Visitantes, inocentes de un juego perverso
Resumen
El “visitante”, ese indefenso ser de conocimientos adormecidos, provisto de sentidos y (desprovisto de) sentido común. “No hay nada más fascinante que examinar cómo la memoria regresa; para algunos, un olor es el detonante, para otros, la línea de un rostro, el color de un objeto o aun más, una palabra que hará brotar una infinidad de pequeños instantes que confirmarán el conjunto de la memoria” (Broisseau, 1991: 10). Los profesionales de los museos, del patrimonio, del turismo y, cómo no, de la Interpretación, juegan y se recrean con esto, y con el ocio (reglado) que fluye por las conexiones cerebrales de este público no cautivo.

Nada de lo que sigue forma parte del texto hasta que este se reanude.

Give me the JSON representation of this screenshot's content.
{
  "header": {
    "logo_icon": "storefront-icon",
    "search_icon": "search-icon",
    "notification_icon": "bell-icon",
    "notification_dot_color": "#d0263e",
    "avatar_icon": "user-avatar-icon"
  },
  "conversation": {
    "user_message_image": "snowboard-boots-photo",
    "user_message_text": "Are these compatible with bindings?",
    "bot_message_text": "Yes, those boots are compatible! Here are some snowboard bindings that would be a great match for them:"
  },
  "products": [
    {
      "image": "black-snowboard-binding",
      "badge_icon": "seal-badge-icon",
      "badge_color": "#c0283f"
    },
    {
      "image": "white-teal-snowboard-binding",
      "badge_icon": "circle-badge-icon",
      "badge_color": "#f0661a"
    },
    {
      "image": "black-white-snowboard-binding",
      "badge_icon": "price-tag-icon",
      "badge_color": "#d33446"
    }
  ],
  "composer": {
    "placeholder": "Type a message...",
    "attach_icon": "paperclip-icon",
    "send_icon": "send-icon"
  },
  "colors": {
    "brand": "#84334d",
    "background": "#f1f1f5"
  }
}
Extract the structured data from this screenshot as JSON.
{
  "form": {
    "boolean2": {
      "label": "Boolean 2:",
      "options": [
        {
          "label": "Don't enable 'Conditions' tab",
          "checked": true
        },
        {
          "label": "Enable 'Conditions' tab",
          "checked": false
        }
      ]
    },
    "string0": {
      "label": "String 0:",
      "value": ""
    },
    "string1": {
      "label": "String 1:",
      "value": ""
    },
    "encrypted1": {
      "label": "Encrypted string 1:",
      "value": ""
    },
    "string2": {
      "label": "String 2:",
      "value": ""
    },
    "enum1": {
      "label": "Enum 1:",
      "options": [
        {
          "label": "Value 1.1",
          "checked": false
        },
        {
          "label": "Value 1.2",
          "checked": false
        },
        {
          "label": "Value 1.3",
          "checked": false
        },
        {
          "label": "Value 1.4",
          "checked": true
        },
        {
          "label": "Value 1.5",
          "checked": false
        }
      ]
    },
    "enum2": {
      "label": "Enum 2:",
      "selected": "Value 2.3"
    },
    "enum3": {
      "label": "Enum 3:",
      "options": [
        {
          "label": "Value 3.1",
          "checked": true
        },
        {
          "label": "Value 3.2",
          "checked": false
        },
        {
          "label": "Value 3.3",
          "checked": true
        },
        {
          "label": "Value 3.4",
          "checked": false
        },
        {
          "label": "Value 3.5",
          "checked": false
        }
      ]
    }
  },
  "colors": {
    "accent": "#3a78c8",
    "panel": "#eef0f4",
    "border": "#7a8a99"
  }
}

Vivimos en una sociedad del deseo hedonista, consumista e individualista, donde contemplar, conocer y, sobre todo, experienciar son parte intrínseca de la misma o, al menos, de cuando esta se transforma en la sociedad turística(Fernández Poncela, 2016: 148). Esta sociedad –turística o no– tiene la capacidad de crear espacios imaginarios, momentáneos, en los que soñar, consolar, saciar el ansia de consumo o, simplemente, pasar el tiempo y, en algunos, casos, matar el tiempo. Esta sociedad ha llevado a crear una cultura del riesgo (Beck, 2002) con miedo líquido (Bauman, 2007); es decir, contradictoriamente apasionada por lo nuevo y recelosa de la ruptura de un sistema (económico, social y cultural) caduco, en algunos casos, casi finisecular.